1 week in Kota Kinabalu Land Below The Wind
by oneling10
Jul 20, 2025
#kotakinabaluguide
Background
Sabah State Museum (Muzium Sabah), located at Bukit Istana Lama in Kota Kinabalu, is the state’s premier heritage and culture museum. It first opened in 1965 in a shophouse along Gaya Street, built from the Woolley Collection—photographs, diaries, artefacts from colonial times.  In 1984 it moved to its current 42-acre site, on land that was formerly the Old Government House and State Assembly building. 
The complex includes several galleries (ethnography, archaeology, natural history, ceramics & brassware, Islamic civilisation), the Sabah Art Gallery, a Science & Education Centre, an ethno-botanical garden, and a Heritage Village featuring replicas of traditional homes from Sabah’s many indigenous ethnic groups. 
Why It’s Worth Visiting
Sabah State Museum offers a wealth of experiences in one sprawling site. Inside, the exhibits take you from deep history (archaeological finds, Stone Age tools) through natural history to cultural life: traditional arts, costumes, rituals, and stories of indigenous groups. The Heritage Village is especially engaging—walking among full-scale traditional houses, seeing materials, designs, and objects built by ethnic groups themselves. 

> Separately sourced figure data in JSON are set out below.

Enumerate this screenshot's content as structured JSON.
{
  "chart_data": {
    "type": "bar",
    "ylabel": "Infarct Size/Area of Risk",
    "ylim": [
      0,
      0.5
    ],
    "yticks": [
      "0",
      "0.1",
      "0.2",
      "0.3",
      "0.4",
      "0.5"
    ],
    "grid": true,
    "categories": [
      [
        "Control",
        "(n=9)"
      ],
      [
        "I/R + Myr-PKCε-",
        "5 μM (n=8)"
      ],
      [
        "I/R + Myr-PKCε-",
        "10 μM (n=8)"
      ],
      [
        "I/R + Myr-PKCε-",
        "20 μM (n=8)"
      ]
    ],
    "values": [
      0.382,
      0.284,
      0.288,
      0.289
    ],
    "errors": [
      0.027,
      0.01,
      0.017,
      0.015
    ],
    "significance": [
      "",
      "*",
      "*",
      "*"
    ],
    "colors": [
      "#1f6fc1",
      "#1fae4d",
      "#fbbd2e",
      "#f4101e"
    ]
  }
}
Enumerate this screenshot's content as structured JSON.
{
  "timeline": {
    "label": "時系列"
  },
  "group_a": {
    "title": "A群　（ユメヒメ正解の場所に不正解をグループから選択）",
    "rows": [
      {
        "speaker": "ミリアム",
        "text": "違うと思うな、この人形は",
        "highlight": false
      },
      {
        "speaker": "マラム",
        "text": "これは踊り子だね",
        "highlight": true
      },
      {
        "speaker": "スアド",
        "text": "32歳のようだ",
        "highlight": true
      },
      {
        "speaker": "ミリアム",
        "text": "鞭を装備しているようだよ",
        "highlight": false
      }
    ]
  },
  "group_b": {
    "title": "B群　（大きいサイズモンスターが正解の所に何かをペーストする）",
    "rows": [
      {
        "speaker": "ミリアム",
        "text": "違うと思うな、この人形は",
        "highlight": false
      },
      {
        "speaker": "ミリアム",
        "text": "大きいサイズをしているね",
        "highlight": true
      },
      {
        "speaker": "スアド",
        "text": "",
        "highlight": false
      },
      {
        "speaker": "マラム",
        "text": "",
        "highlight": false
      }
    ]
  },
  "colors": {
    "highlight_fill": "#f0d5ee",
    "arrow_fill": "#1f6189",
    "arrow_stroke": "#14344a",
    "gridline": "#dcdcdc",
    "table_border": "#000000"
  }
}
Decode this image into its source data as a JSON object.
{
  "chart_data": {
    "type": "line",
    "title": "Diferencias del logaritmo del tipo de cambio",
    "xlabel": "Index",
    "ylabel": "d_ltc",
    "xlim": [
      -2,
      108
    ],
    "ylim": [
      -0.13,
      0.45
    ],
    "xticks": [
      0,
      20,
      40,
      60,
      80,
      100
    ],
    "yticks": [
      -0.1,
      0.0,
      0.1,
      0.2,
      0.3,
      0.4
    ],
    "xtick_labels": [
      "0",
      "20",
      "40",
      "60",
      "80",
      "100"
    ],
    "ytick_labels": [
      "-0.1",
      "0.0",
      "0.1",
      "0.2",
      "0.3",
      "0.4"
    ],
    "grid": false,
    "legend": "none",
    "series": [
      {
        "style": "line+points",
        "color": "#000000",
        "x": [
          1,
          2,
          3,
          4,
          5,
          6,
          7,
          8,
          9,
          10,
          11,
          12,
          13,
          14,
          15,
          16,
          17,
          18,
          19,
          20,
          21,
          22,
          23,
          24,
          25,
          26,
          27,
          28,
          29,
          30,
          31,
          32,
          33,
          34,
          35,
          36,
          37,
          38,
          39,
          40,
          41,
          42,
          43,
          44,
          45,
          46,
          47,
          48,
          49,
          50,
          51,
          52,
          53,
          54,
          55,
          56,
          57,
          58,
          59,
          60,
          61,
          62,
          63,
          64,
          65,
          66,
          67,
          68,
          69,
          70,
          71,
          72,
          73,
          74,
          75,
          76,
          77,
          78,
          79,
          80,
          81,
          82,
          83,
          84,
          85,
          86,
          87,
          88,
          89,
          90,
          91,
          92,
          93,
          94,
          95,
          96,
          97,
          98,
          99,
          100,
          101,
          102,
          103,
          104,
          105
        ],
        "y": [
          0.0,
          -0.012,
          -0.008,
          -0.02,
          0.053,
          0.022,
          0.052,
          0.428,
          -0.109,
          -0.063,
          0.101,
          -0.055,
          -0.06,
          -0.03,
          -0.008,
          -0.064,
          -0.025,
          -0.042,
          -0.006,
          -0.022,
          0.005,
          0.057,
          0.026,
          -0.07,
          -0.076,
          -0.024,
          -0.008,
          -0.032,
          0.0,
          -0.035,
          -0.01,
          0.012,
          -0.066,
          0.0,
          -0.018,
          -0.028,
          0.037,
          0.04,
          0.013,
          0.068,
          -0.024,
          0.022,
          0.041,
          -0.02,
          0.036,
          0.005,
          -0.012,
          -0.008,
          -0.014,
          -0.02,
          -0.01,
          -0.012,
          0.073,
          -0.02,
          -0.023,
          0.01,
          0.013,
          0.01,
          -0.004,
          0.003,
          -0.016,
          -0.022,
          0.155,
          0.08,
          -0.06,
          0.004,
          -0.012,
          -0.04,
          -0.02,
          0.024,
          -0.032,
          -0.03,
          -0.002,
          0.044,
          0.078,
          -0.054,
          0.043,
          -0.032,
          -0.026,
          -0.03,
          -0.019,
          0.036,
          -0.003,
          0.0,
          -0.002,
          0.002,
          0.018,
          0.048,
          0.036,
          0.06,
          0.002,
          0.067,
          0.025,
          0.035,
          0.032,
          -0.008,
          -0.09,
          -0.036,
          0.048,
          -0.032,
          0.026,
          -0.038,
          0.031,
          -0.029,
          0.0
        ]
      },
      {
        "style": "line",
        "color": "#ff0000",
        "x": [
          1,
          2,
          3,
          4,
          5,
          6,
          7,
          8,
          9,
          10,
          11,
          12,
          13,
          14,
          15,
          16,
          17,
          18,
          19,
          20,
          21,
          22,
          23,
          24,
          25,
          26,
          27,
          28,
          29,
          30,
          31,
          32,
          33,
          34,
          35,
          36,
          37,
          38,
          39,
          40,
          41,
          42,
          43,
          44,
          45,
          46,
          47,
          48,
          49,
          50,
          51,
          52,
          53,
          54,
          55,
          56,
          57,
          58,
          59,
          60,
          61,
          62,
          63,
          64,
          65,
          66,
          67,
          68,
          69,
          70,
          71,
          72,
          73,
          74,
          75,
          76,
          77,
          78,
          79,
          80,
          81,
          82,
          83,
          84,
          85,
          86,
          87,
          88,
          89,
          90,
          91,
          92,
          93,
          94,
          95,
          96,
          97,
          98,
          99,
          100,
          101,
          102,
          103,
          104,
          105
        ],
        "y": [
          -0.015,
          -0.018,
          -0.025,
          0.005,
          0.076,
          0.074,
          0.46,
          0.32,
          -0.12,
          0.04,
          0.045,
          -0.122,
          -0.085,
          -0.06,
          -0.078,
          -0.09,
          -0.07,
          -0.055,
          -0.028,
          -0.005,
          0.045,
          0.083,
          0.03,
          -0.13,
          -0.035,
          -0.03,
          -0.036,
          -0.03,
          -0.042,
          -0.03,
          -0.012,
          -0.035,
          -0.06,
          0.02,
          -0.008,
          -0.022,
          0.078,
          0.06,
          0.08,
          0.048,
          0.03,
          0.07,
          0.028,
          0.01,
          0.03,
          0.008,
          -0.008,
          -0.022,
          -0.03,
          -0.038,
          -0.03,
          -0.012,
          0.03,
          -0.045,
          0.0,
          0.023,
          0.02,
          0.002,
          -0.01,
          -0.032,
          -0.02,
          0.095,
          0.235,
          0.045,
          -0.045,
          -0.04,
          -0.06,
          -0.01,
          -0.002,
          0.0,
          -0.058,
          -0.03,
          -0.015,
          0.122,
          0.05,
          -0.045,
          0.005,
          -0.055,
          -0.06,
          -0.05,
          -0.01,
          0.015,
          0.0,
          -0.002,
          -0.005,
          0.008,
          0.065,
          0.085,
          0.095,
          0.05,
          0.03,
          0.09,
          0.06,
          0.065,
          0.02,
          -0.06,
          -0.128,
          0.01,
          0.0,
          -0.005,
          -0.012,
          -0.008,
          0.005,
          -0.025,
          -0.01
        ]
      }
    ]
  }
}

The museum’s gardens and ethno-botanical zones add sensory richness—plants used in daily life, ritual, and medicine of Sabah’s people are displayed. The Science & Education Centre, and occasional cultural performances and demonstrations, give both education and context. Even the architecture itself—styled after longhouses of Sabah’s Rungus and Murut peoples—adds authenticity. 
My Impression
Visiting the Sabah State Museum felt like stepping into a living narrative of Borneo—its land, people, and history. Wandering through the galleries, I was struck by how diverse Sabah is: so many indigenous stories, plants, animals, crafts, all in one place. The Heritage Village was a highlight—not just for seeing traditional houses, but for appreciating the wisdom in their design and lifestyle, how people lived in relation to nature. The sense that the museum doesn’t just display objects, but helps us understand how they fit into daily life, made the visit meaningful. It’s a place where time and place converge—lessons of past and pride in present.